Forced Alignment¶
This tutorial covers the usage of abkhazia to do phone-level forced alignment on your own corpus of annotated audio files.
Prerequisites¶
Here’s what you need to have before being able to follow this tutorial:
A set of audio files encoded in 16000kz WAV 16bit PCM on which to run the alignment
On these audio files, a set of segments corresponding to utterances. For each utterance, you’ll need to have a phonemic transcription (an easy way to get these is by using Phonemizer )
It’s also recommended (yet optional) to have some kind of reference file where you can identify the speaker of each of your phonemized utterance.
Corpus format¶
- The corpus format is the same as the one specified in abkhazia_format, two
corpus files having a bit more specific format, namely
text.txt
andlexicon.txt
. Here,text.txt
is composed of your phonemic transcription of each utterance:<utterance-id> <pho1> <pho2> ... <phoN>
and lexicon.txt
is just a “phony” file containg phonemes mapped to themselves:
<pho1> <pho1>
<pho2> <pho2>
<pho3> <pho3>
...
Doing the Forced Alignment¶
Once you’ve gathered all the required files (cited above) in a corpus/
folder (the name is
obviously arbitrary), you’ll want to validate the corpus to check that it is conform to Kaldi’s
input format. Abkhazia luckily does that for us:
abhkazia validate corpus/
Then, we’ll compute the language model (actually here a phonetic model) for your dataset.

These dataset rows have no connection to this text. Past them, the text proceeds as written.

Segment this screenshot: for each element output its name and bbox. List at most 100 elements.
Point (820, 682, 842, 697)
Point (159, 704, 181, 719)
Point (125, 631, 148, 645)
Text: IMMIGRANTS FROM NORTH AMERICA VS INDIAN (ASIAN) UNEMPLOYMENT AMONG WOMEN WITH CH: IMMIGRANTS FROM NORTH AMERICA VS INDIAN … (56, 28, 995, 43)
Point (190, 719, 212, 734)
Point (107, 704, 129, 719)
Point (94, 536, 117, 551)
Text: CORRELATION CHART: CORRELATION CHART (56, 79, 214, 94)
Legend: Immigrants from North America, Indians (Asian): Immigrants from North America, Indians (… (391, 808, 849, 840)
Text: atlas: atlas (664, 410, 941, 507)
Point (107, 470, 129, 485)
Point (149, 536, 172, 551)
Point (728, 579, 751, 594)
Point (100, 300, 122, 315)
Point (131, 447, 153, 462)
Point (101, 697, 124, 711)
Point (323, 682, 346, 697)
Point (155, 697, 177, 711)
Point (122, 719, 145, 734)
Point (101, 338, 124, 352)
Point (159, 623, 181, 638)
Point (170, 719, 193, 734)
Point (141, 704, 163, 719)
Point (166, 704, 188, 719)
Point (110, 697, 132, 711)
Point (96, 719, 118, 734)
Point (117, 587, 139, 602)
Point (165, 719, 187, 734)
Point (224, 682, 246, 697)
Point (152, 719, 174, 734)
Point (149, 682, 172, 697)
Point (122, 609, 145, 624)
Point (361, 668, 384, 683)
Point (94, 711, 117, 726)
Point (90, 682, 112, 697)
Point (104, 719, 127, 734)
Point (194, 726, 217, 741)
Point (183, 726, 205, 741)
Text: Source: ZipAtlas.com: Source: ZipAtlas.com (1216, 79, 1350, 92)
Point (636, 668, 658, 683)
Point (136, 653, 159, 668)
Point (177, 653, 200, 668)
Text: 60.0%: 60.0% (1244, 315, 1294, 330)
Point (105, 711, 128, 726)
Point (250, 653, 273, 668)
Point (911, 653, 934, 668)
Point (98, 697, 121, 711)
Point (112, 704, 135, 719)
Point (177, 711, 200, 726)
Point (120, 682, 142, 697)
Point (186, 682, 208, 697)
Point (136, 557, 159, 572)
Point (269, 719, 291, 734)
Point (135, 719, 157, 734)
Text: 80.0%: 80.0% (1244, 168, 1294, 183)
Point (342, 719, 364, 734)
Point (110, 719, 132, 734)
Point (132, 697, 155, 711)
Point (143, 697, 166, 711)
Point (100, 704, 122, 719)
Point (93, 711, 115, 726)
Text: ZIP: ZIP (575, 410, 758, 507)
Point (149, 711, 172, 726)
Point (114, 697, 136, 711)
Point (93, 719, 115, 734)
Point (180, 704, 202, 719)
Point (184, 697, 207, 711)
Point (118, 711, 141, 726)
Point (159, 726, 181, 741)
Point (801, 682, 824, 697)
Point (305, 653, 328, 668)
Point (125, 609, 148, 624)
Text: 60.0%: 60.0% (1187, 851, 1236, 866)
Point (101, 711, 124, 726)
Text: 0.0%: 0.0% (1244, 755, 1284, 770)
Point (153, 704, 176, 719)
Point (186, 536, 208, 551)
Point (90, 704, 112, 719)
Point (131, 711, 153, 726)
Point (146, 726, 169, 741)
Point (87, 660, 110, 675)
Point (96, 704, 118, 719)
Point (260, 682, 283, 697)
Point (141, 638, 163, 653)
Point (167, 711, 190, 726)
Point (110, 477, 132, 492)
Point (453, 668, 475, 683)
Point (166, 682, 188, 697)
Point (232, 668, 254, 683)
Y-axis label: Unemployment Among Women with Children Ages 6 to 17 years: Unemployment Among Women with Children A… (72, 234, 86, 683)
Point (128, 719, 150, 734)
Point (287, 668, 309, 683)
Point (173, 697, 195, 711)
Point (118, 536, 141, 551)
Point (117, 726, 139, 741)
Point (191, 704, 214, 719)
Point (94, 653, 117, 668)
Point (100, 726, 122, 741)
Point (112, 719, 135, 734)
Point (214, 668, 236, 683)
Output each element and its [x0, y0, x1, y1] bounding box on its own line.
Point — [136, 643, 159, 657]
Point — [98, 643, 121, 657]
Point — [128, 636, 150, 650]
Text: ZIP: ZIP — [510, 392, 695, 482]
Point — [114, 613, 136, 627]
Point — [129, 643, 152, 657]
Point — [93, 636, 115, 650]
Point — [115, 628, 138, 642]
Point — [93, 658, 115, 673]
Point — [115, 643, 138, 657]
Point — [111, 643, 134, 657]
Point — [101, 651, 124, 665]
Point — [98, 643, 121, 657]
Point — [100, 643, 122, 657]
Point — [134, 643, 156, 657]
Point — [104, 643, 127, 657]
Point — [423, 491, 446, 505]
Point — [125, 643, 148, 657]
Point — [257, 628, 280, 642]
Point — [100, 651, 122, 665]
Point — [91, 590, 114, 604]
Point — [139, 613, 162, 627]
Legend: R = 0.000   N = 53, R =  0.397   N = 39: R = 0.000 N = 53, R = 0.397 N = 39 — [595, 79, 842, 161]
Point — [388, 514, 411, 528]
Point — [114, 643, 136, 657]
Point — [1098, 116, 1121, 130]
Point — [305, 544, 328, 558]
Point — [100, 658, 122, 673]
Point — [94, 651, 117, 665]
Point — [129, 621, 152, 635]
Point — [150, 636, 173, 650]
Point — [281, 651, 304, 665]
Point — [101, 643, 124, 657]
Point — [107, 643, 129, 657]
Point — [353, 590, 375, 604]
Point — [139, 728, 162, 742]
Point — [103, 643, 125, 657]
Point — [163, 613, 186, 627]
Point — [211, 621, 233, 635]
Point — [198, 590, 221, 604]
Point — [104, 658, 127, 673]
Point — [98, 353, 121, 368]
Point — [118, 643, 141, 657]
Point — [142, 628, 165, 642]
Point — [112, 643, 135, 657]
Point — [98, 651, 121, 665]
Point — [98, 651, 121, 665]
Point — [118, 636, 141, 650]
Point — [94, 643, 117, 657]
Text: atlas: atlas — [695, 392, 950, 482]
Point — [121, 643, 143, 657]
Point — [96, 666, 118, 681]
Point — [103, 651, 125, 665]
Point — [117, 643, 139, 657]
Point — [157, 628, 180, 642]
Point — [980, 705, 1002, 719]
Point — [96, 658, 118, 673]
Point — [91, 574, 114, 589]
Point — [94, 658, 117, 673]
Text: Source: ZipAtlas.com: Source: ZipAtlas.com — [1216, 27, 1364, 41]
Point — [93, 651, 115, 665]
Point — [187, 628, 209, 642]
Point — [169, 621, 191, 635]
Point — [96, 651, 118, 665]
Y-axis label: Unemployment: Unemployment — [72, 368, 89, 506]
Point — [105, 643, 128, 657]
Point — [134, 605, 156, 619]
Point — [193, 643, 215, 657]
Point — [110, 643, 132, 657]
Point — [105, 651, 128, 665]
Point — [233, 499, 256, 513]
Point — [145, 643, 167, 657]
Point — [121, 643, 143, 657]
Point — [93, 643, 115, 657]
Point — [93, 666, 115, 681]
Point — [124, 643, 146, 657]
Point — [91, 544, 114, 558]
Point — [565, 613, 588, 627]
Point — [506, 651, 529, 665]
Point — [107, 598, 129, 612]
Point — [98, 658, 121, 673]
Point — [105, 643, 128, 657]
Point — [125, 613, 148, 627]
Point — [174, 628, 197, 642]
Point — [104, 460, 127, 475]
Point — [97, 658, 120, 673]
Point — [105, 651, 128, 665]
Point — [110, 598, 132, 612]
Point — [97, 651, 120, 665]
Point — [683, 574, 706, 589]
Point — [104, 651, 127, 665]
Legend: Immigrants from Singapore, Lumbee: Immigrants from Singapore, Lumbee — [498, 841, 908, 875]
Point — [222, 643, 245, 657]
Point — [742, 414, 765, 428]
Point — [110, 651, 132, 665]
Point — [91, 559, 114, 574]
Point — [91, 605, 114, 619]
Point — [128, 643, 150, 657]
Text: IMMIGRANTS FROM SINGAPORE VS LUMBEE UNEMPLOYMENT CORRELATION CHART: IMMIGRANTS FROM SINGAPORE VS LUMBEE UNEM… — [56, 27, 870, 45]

Note that even though we set the model-level (option -l
) to “word”, here it’s
still working find since all words are phonemes:
abkhazia language corpus/ -l word -n 3 -v
We’ll now extract the MFCC features from the wav files:
abkhazia features mfcc corpus/ --cmvn
Then, using the langage model and the extracted MFCC’s, compute a triphone HMM-GMM acoustic model:
abkhazia acoustic monophone -v corpus/ --force --recipe
abkhazia acoustic triphone -v corpus/
If you specified the speaker for each utterance, you can adapt your model per speaker:
abkhazia acoustic triphone-sa -v corpus/
And the, at last, we can compute the forced phonetic aligments:
abkhazia align corpus -a corpus/triphone-sa # if you computed the speaker-adapted triphones
abkhazia align corpus -a corpus/triphone # if you didn't
If everything went right, you should be able to find your alignment in
corpus/align/alignments.txt
. The file will have the following row structure:
<utt_id> <pho_start> <pho_end> <pho_name> <pho_symbol>
...
Note that the phoneme’s start and end time markers (in seconds) are relative to the utterance in which they were contained, not to the entire audio file.